The strongest support for the parks measure -- 75 percent -- came from households earning less than $20,000 a year, exit polls showed.
Understanding the issues
A survey done in 1999 by the Latino Issues Forum, a San Francisco public policy organization, found that Latinos felt cut off from the mainstream environmental movement.
But support for clean air, water and parks was clear.
A staggering 96 percent said that preserving the environment was important, compared with 89 percent who said preserving immigrant rights was important, and 80 percent who said preserving bilingual education was important.
"If many Latino voters get a mailer from the Sierra Club, it is meaningless," said Luis Arteaga, associate director Latino Issues Forum. "But they understand the issues.
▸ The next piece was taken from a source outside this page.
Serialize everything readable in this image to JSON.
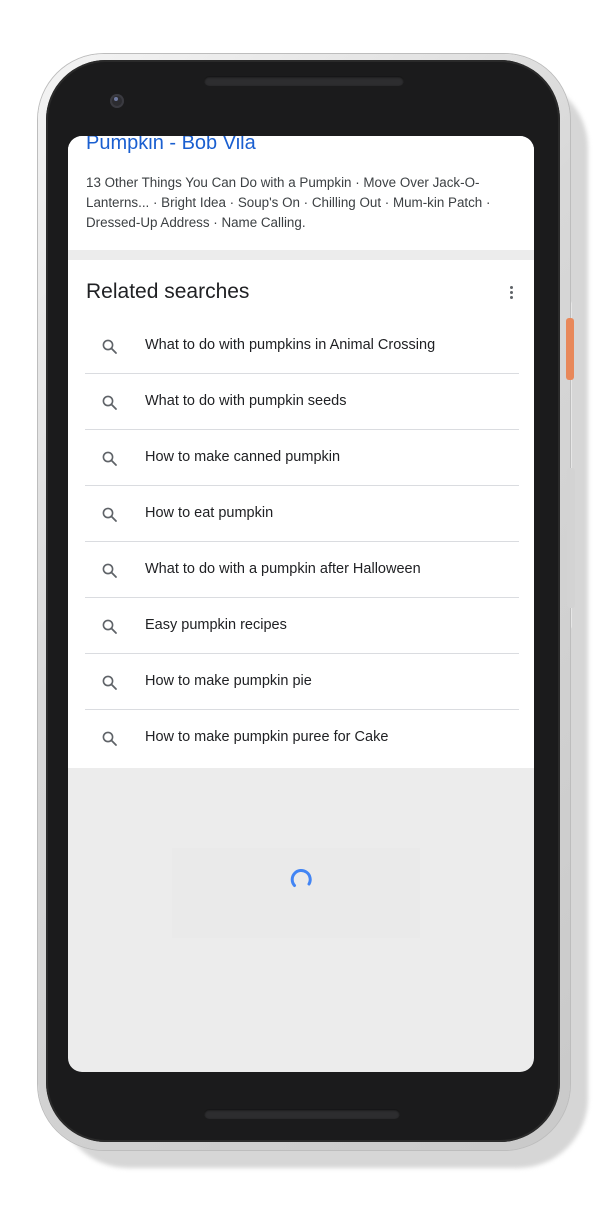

They are on the front lines."
Some Latinos still have a bad taste about a Sierra Club debate four years ago, in which the club's members voted on whether to support reductions in immigration, deciding ultimately against it.
"Environmentalists are starting to get wise," said Esther Medina, director of the Mexican American Community Services Agency (MACSA) in San Jose. "They are starting to understand our needs."
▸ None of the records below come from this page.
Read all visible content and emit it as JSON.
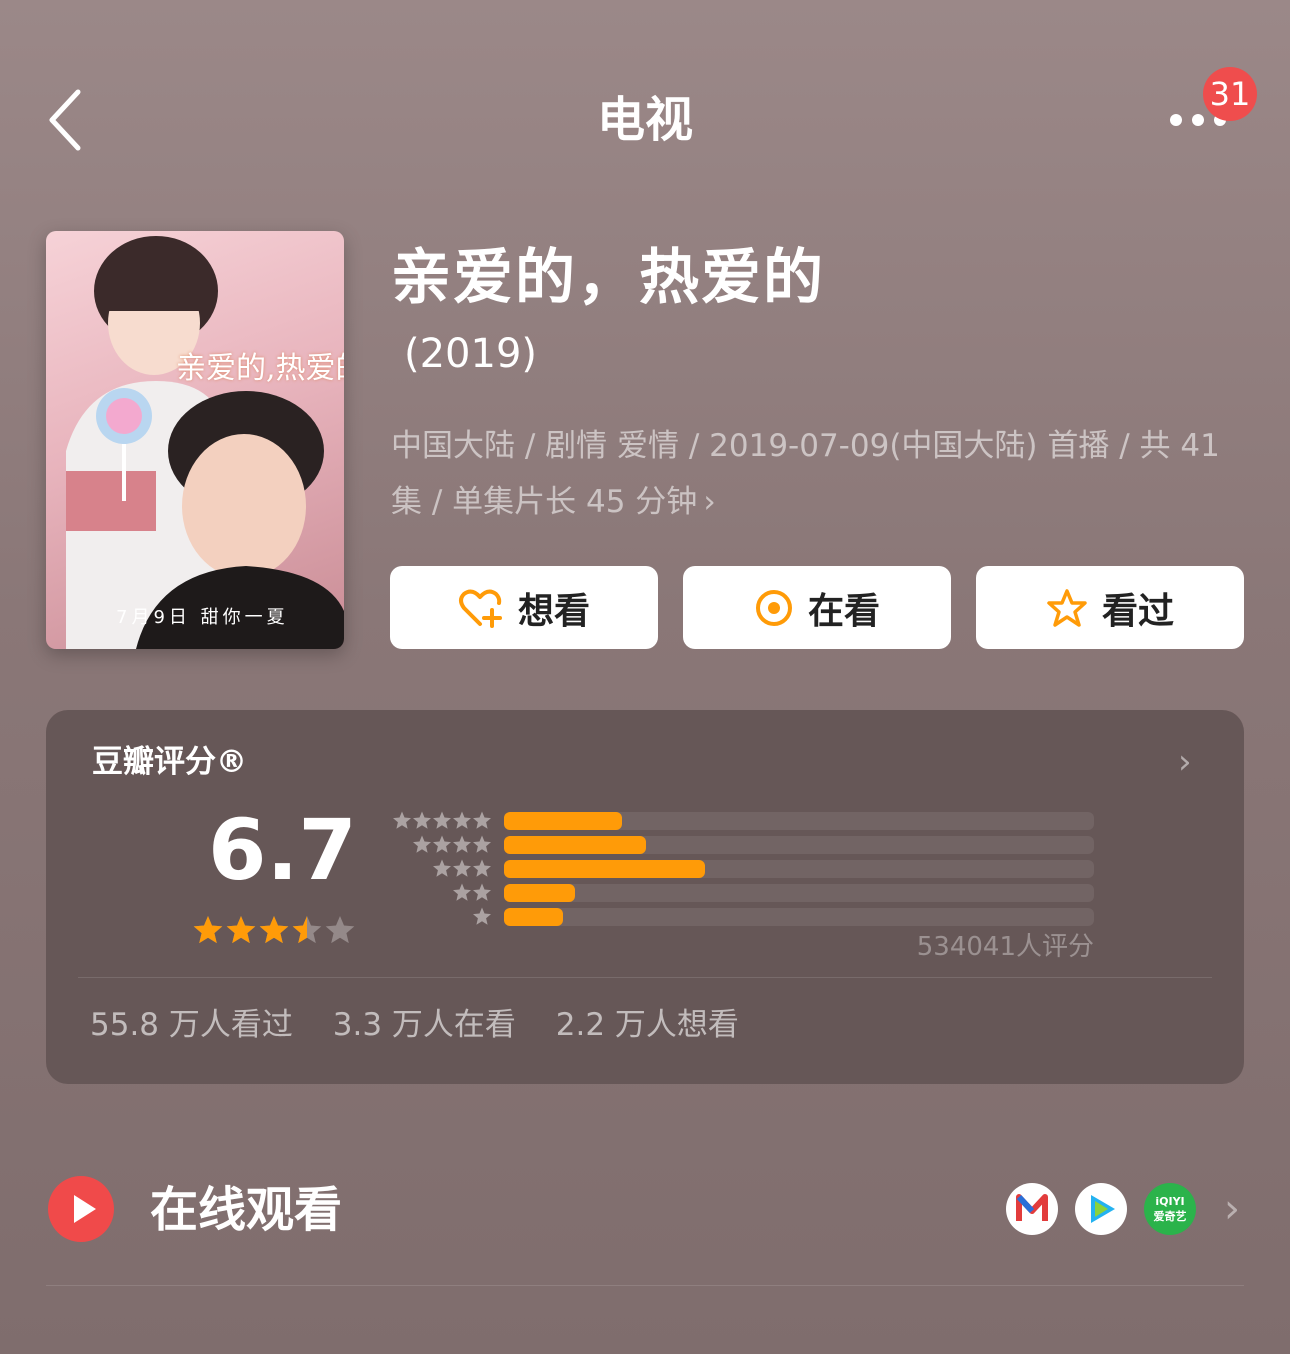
{
  "header": {
    "title": "电视",
    "notification_count": "31"
  },
  "poster": {
    "title": "亲爱的,热爱的",
    "tagline": "7月9日 甜你一夏"
  },
  "show": {
    "title": "亲爱的，热爱的",
    "year": "(2019)",
    "meta": "中国大陆 / 剧情 爱情 / 2019-07-09(中国大陆) 首播 / 共 41 集 / 单集片长 45 分钟"
  },
  "actions": {
    "want_label": "想看",
    "watching_label": "在看",
    "watched_label": "看过"
  },
  "rating": {
    "title": "豆瓣评分®",
    "score": "6.7",
    "star_rating": 3.5,
    "distribution": [
      {
        "stars": 5,
        "fraction": 0.2
      },
      {
        "stars": 4,
        "fraction": 0.24
      },
      {
        "stars": 3,
        "fraction": 0.34
      },
      {
        "stars": 2,
        "fraction": 0.12
      },
      {
        "stars": 1,
        "fraction": 0.1
      }
    ],
    "count_text": "534041人评分",
    "stats": {
      "watched": "55.8 万人看过",
      "watching": "3.3 万人在看",
      "want": "2.2 万人想看"
    }
  },
  "online": {
    "label": "在线观看",
    "platforms": [
      "mgtv-icon",
      "tencent-video-icon",
      "iqiyi-icon"
    ],
    "iqiyi_text": "iQIYI 爱奇艺"
  },
  "colors": {
    "accent": "#ff9b08",
    "play_red": "#f04a4a",
    "badge_red": "#ef4d4d"
  }
}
In the Latino Issues Forum survey, 72 percent of Latino voters said it was an "excellent" or "good" idea to increase housing by making use of previously developed land rather than building on new open space.
"We want a place for our children to grow up and have a better life like anybody else," said Gil Hernandez, a former fruit picker who now is president of South Bay Bronze Aluminum Foundry, in San Jose.
"My father wouldn't allow us to pick prunes when school started. He wanted a better life for us. Voting for parks and clean water is the same thing. It's about the future."